Reconhecidos que estão valores culturais tão diversificados, que
os cidadãos de Lisboa atribuem a estes espaços, e sendo eles marcos tão
relevantes da história, da ciência e da cultura de Lisboa e do país, é quase
obsceno pensar que tudo aquilo se pode reduzir a lotes distribuídos a esmo,
reduzindo a preservação do património construído à manutenção de umas poucas
peças descontextualizadas, remetidas para reminiscências anedóticas, sem o
mínimo de respeito pela integridade e autenticidade daqueles espaços culturais.
Uma política de preservação – a alternativa – deverá partir do
reconhecimento da significância cultural daqueles espaços e da agregação dos
contributos que identificam e definem os valores culturais que a suportam.
Depois deste primeiro e decisivo passo, o caminho é claro, bastando buscar
inspiração nas cartas internacionais e na experiência de países civilizados,
como a Austrália com a sua Carta de Burra, a English Heritage, ou em
recomendações produzidas por instituições como o Getty Conservation Institute.
A Direcção-Geral do Património Cultural, que tem no seu seio gente que bem
conhece estas práticas, deveria ser a primeira a proclamar alto e bom som: “Os
terrenos das antigas cercas conventuais da Colina de Santana não podem ser
desmembradas em loteamentos para construção de habitações.”
Uma política de conservação não significa imobilismo, nem
conservar tudo em formol, como os detractores desta linha de actuação já
começaram a qualificar, mas sim a procura dos usos, ou das restrições ao uso,
que melhor permitam preservar os valores culturais identificados. Simples e
directo. Uma política que siga o princípio da intervenção mínima, para assim se
preservar o máximo!
A política de loteamento/urbanização que a Estamo quer ver implementada
é um crime de lesa-património e de lesa-cultura.

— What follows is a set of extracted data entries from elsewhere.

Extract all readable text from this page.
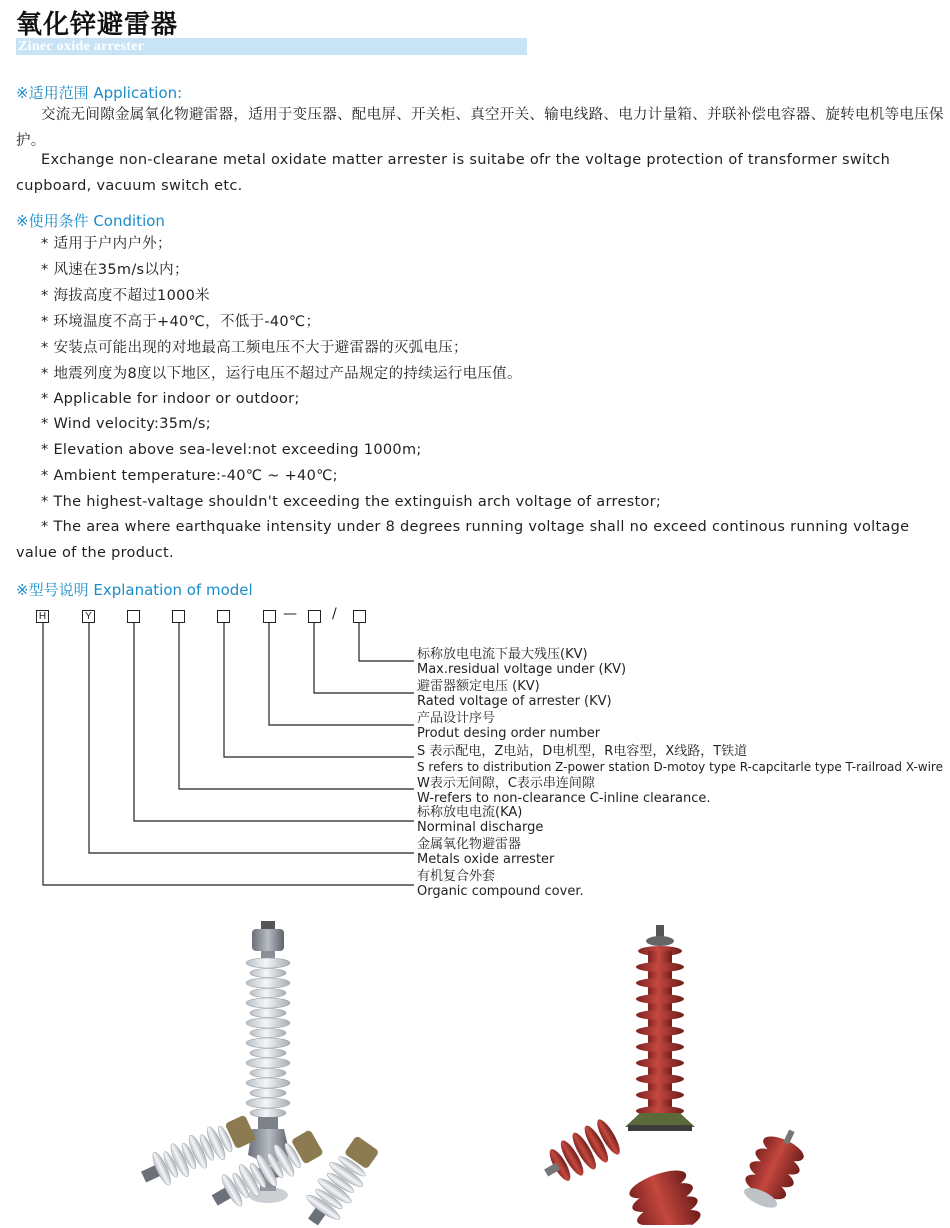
氧化锌避雷器
Zinec oxide arrester
※适用范围 Application:
交流无间隙金属氧化物避雷器，适用于变压器、配电屏、开关柜、真空开关、输电线路、电力计量箱、并联补偿电容器、旋转电机等电压保护。
Exchange non-clearane metal oxidate matter arrester is suitabe ofr the voltage protection of transformer switch cupboard, vacuum switch etc.
※使用条件 Condition
* 适用于户内户外；
* 风速在35m/s以内；
* 海拔高度不超过1000米
* 环境温度不高于+40℃，不低于-40℃；
* 安装点可能出现的对地最高工频电压不大于避雷器的灭弧电压；
* 地震列度为8度以下地区，运行电压不超过产品规定的持续运行电压值。
* Applicable for indoor or outdoor;
* Wind velocity:35m/s;
* Elevation above sea-level:not exceeding 1000m;
* Ambient temperature:-40℃ ~ +40℃;
* The highest-valtage shouldn't exceeding the extinguish arch voltage of arrestor;
* The area where earthquake intensity under 8 degrees running voltage shall no exceed continous running voltage value of the product.
※型号说明 Explanation of model
H	Y	—	/
标称放电电流下最大残压(KV)
Max.residual voltage under (KV)
避雷器额定电压 (KV)
Rated voltage of arrester (KV)
产品设计序号
Produt desing order number
S 表示配电，Z电站，D电机型，R电容型，X线路，T铁道
S refers to distribution Z-power station D-motoy type R-capcitarle type T-railroad X-wire
W表示无间隙，C表示串连间隙
W-refers to non-clearance C-inline clearance.
标称放电电流(KA)
Norminal discharge
金属氧化物避雷器
Metals oxide arrester
有机复合外套
Organic compound cover.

Uma pura operação de
especulação imobiliária, tirando partido da conversão de espaço cultural em
terreno urbanizado fortemente valorizado, com mais-valias de dimensão
gigantesca e de destino mais do que duvidoso. A dimensão deste crime social
pode ser bem ilustrada na feliz imagem que o eng.º Vítor Cóias apresentou
naquela sessão. Para permitir os loteamentos previstos pela Estamo, os entulhos
resultantes das demolições de construções hoje existentes nas cercas
conventuais/hospitais dariam para encher um número de camiões que, em linha,
ocupariam as duas faixas da Marginal, entre Lisboa e Cascais.
Esta será a dimensão da destruição de património cultural do
país que a Estamo se prepara para executar. E assim será, se os lisboetas, e os
portugueses em geral, não reagirem a este atentado cultural.